Submissão é o título de um magnífico romance do escritor francês Michel Houellebecq (muito atual, diga-se), mas é também uma palavra que caracteriza bem a relação que os cidadãos têm com o Estado português, principalmente em algumas das suas vertentes mais importantes e agressivas, como por exemplo o Fisco e a Justiça.
Portugal só terá uma administração pública à altura de um país democrático de primeiro mundo, quando exigir tanto daquela como exige dos particulares no cumprimento da Lei e quando conceder a estes alguma igualdade de armas nos seus conflitos com o Estado. É uma cultura de exigência transversal que faz os países progredirem e não a cultura vigente por aqui de complacência com a Administração Pública.
Vivemos ao abrigo de uma presunção de inocência do Estado. Neste, prestam serviço, com sacrifício, os “bons”, os que prosseguem o “bem comum”, os que “nunca têm dúvidas e raramente se enganam” e, no outro lado, estão os “maus”, os infratores que, com ganância, vivem para lesar o bem comum.
Não raras vezes, para defender a prevalência da Administração, apela-se perigosamente mais a conceitos morais do que à Lei. Não terá sido por acaso que, numa interessante entrevista de vida, um importante juiz, perguntado se as pessoas deveriam ter medo de si por ter muita informação, respondeu que “não”, recorrendo à Lei Moral de Kant em vez da Constituição da República Portuguesa.
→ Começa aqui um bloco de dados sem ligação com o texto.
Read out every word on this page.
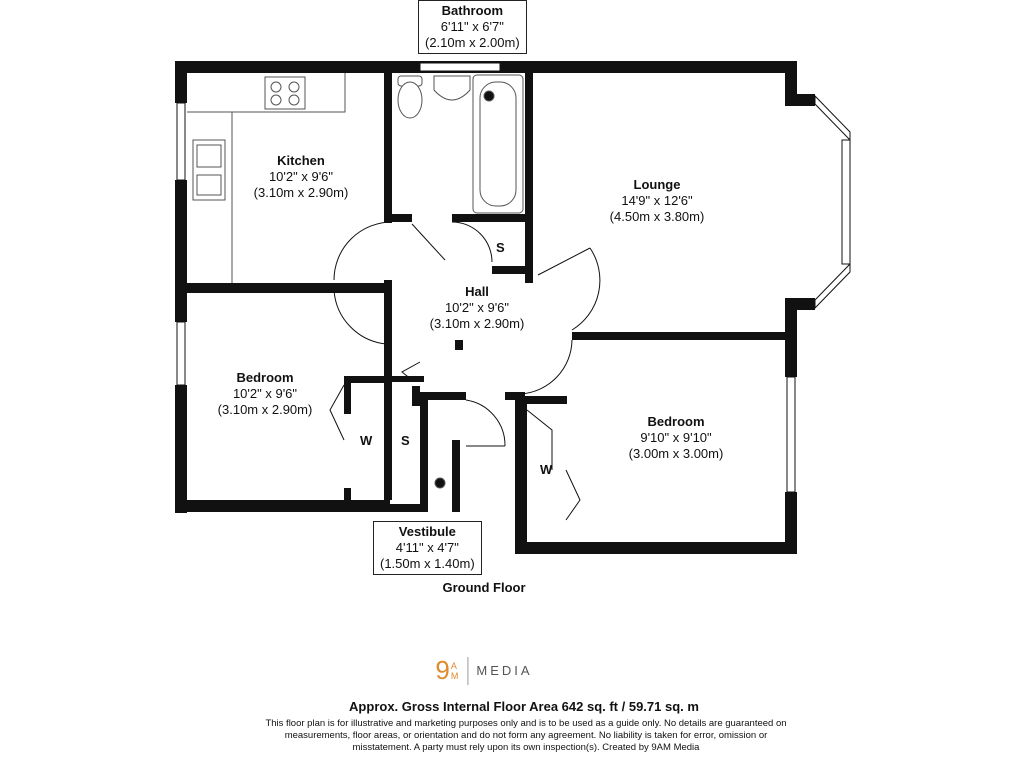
Bathroom
6'11" x 6'7"
(2.10m x 2.00m)
Kitchen
10'2" x 9'6"
(3.10m x 2.90m)
Lounge
14'9" x 12'6"
(4.50m x 3.80m)
Hall
10'2" x 9'6"
(3.10m x 2.90m)
Bedroom
10'2" x 9'6"
(3.10m x 2.90m)
Bedroom
9'10" x 9'10"
(3.00m x 3.00m)
Vestibule
4'11" x 4'7"
(1.50m x 1.40m)
S
W S
W
Ground Floor
9 A
M MEDIA
Approx. Gross Internal Floor Area 642 sq. ft / 59.71 sq. m
This floor plan is for illustrative and marketing purposes only and is to be used as a guide only. No details are guaranteed on measurements, floor areas, or orientation and do not form any agreement. No liability is taken for error, omission or misstatement. A party must rely upon its own inspection(s). Created by 9AM Media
Ao abrigo desse espírito de “fazer o bem” e “perseguir o mal” quase tudo se permite aos representantes do Estado: exige-se dos contribuintes o pagamento em prazo das suas obrigações, mas permite-se que o Estado pague quando lhe dá jeito; concede-se uma força brutal ao fisco para liquidar impostos e penhorar património, mas dificulta-se brutalmente a impugnação dos seus atos. Já no sistema de Justiça o tratamento é também profundamente desigual e injusto. É-se complacente com a permanente violação do segredo de justiça sempre em prejuízo dos arguidos “súbditos”, perseguindo-se na melhor das hipóteses o jornalista “mensageiro” e deixando-se sempre a salvo a sua fonte; aceita-se o absurdo de defender que prazos legais existem, mas só são obrigatórios para os “súbditos”, tolerando-se, pacificamente, que um cidadão possa ser arguido anos e anos sem uma acusação.
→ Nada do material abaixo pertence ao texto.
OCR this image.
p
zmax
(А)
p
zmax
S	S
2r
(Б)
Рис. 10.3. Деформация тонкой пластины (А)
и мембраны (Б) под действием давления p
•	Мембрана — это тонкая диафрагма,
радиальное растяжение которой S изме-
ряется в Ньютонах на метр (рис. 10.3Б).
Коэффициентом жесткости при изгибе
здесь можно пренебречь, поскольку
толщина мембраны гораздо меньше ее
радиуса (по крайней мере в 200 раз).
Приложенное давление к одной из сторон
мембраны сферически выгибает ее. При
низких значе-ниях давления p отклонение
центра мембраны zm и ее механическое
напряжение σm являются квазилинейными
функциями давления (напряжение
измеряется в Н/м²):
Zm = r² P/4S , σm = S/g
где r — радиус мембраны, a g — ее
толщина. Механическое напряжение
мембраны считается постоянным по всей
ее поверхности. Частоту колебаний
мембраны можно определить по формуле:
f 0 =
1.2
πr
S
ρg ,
A justificação para os permanentes abusos é sempre a de que um valor mais alto deve prevalecer, normalmente caracterizado por “interesse público”. Um Sistema de Justiça moderno, para todos e não apenas corporativista, não pode aceitar nem tolerar que “interesses públicos” atropelem os equilíbrios democráticos de uma sociedade e que violem a dignidade de um cidadão que seja.
Um Estado democrático deve reger-se pela Lei e nada mais que a Lei e deve ser esta a incorporar o interesse público, para que o mesmo não se torne num perigoso conceito vago, interpretado conforme seja mais conveniente pelos diferentes representantes do Estado.